How To Optimize Your Credit Score

First, what makes up a credit score?  A credit score is made up of five components. 

1) Payment history (35%)

2) Balances carried (30%)

3) Credit history (15%),

4) Mix of accounts (10%),

5) Inquiries (10%)  

Pie Chart

1) Payment history is based on paying bills as agreed and on time.  The majority of the payment history is based on the most recent six months and the highest weight is on the highest pay history.  For example, a mortgage loan would be rated first and then the next biggest payment, whether it is an auto loan or credit card with a high payment, would rate next.   

2) Balances carried is rated based on the balance to limit ratio.  Being that this component makes up 30% of the credit score, it is best to keep the balance to limit ratio low.  For example, let’s say a borrower has two credit card accounts, one Visa with Citibank and one Visa with Bank of America, and both accounts have credit limits of $10,000 but, one is maxed out and the other has a zero balance.  If the credit accounts are left as is, it will result in a lower credit score because balance to credit limit ratio is 100%.   On the other hand, if the borrower spread the balance between the two accounts and owed $5,000 on each, the balance to credit limit ratio would only be 50% resulting in a positive affect to the credit score and would create a higher credit score.   It is important to note, mortgage and / or installment loans do not require the same approach as they have less of an impact with the balances carried component. 

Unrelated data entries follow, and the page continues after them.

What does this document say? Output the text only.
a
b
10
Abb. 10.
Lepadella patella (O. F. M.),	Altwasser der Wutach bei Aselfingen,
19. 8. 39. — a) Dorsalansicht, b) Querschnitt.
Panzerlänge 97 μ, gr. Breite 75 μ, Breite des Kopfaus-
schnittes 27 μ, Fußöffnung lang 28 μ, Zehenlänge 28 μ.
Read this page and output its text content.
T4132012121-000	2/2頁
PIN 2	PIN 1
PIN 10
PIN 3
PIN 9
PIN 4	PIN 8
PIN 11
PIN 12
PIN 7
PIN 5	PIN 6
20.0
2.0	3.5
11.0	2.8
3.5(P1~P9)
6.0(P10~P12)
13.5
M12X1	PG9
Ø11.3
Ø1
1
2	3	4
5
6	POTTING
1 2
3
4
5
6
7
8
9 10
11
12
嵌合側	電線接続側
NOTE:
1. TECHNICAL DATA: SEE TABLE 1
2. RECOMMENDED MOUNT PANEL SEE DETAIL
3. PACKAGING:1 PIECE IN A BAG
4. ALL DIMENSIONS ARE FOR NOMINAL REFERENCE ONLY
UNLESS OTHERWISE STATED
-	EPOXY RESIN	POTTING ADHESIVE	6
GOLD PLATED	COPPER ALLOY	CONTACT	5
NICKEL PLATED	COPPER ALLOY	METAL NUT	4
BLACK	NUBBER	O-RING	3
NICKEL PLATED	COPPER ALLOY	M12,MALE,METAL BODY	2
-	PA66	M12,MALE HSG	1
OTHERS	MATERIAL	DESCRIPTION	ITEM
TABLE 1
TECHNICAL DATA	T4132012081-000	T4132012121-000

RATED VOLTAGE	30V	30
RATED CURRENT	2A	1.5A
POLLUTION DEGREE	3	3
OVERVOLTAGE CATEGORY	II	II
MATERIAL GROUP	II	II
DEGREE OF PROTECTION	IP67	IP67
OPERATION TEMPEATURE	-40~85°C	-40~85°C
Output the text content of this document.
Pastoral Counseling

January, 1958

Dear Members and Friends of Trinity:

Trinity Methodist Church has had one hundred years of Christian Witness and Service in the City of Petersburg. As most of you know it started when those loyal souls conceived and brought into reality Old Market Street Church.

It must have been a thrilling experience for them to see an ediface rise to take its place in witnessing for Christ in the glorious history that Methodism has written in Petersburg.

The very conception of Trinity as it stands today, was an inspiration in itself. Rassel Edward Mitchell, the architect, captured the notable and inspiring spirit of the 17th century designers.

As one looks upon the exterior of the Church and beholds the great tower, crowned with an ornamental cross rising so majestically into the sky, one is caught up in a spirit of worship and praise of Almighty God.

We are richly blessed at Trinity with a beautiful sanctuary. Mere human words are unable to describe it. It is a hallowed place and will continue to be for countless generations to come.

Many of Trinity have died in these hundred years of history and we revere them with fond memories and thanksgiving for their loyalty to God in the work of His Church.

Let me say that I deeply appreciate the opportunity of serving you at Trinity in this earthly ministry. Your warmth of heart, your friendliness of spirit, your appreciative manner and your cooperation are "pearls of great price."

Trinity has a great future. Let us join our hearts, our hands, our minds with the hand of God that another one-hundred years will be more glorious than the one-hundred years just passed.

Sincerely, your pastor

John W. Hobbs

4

3) Credit history simply means the longer the account has been open the higher the credit score.  However, to achieve the higher credit score the accounts need to be paid as agreed.  Additionally, many people have been advised to close accounts that they never use.  Not the case!  This can actually have a negative impact on the credit score, the longer the history on an account, the better your score.  However, there are some instances when closing an account makes sense. If it is a security or ID theft situation, if you are getting divorced and you have joint accounts, or if you just want to sever your relationship with a financial institution.

4) Mix of accounts is made up of both installment and revolving accounts and looks like this:     

Mortgage Loan    

Auto Loan    

3-5 Credit Cards (Or More) 

Did you know when obtaining an Home Equity Line of Credit (HELOC), you should apply for a loan amount greater than $40,000.  If the HELOC is greater than $40K, it will fall into the mortgage category.  If the HELOC is equal to or less then $40K, it will be classified as a revolving account.  Max out the HELOC and it will have a negative impact on your credit score. 

5) Inquires have several factors to consider.  First, if shopping around for a mortgage or a car, borrowers have forty-five days to complete their shopping spree.  If all credit reports are pulled within a forty-five day period, it will only count as one inquiry.  For example, if a borrower applies with one Mortgage Company and decides to switch to another mortgage company both inquiries will only count as one, as long as the second mortgage company pulls the credit report within 45 days.  However, if the borrower is shopping for both a mortgage and an auto, it will show as two inquiries.  Each inquiry made averages about five points.  After ten inquires per year, inquires will no longer affect the score.  Several types of inquiries do not affect the credit score at all, when applying for a job, a job related inquiry, submitting an application for insurance, or to start a new utility account (e.g., phone, cable, etc.).